Sweden Looks at a Mobile Payments Only Society, and Reconsiders

June 13, 2018         By: Steven Anderson

We love mobile payments out here, and with good reason. But even we understand that cash is the original mobile payments system, invented so people wouldn’t have to carry pounds of metal everywhere they went. So a system that eschews cash at all costs isn’t exactly the best system around. Variety is the spice of life, and versatility key to the best customer experience. Perhaps understanding that at last, Sweden—which was well on the way to a cashless society—seems to be taking another look, and not exactly liking what it sees.

The reports suggest that a group of Swedish lawmakers is looking into new laws that require banks to handle cash in the country. The Riksbank committee, currently reviewing central banking law, is poised to not only force banks to offer cash withdrawals, but also accept receipts for same. The proposal  requires any bank that handles over 70 billion kronor—about $8 billion US—in deposits to actually offer a cash option.

The Riksbank committee is committed to the notion that 99 percent of Swedes should have access to cash within 16 miles of their homes. All of Sweden, the committee notes, should have “…reasonable access to those services…”, though just how “reasonable access” is accomplished is left largely up to the banks. This can include cash machines, third-party operations, or live teller help.

There are certain dangers to a cashless society. If cash is accepted alongside mobile payments, it’s a comparatively minor problem; just keep a certain amount of cash on hand and never touch it until it’s needed. Then when it is, switch to it. A purely cashless society, however, loses that backup when the system goes down.

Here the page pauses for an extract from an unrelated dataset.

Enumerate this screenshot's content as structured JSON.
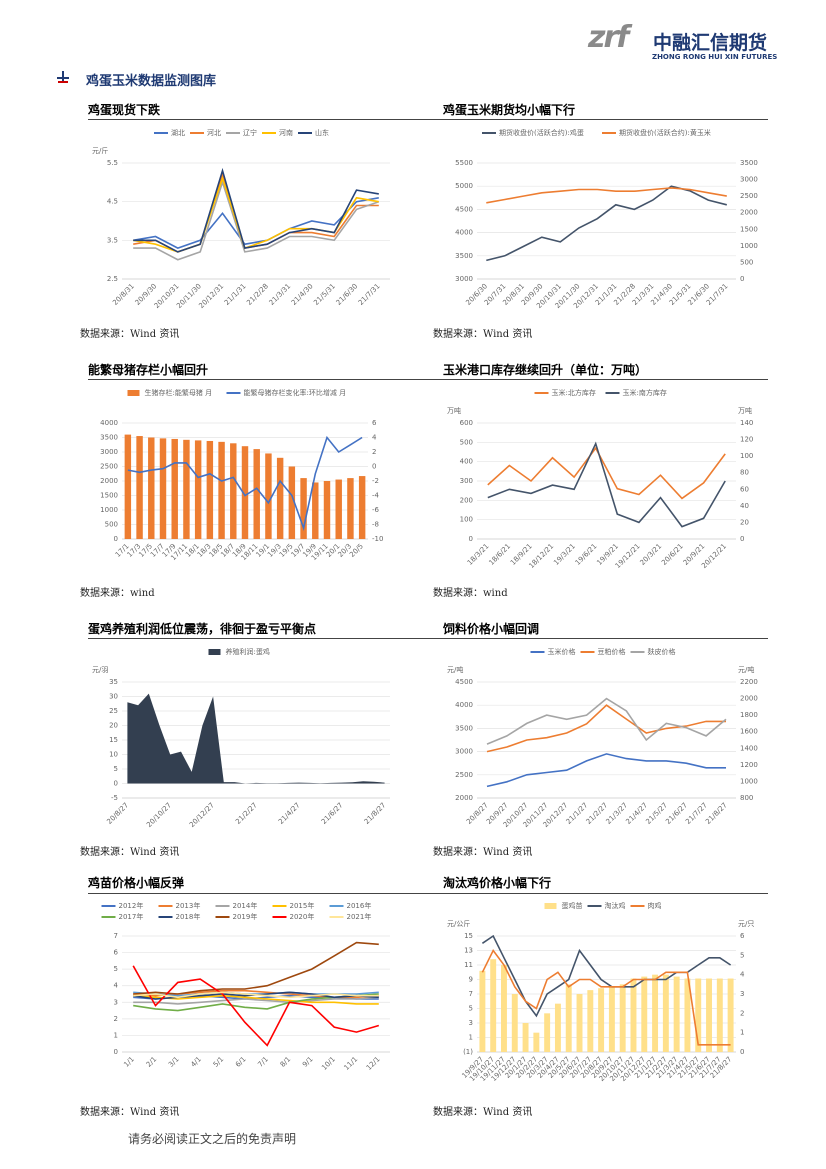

All systems go down. It’s inevitable. The gold standard for any system is what’s known as five-nines availability, or a system with 99.999 percent uptime. Hoping for a system that always runs, or where downtime can be scheduled into irrelevance—if no one uses a system at 3:00 AM, who cares if it’s down then—is a bridge too far.

So reasonable people, therefore, include backups. Cash is the greatest backup a cashless society can have, and that the Swedish government is taking formal notice of this should prove a welcome development for Swedes, especially when mobile payments systems go down.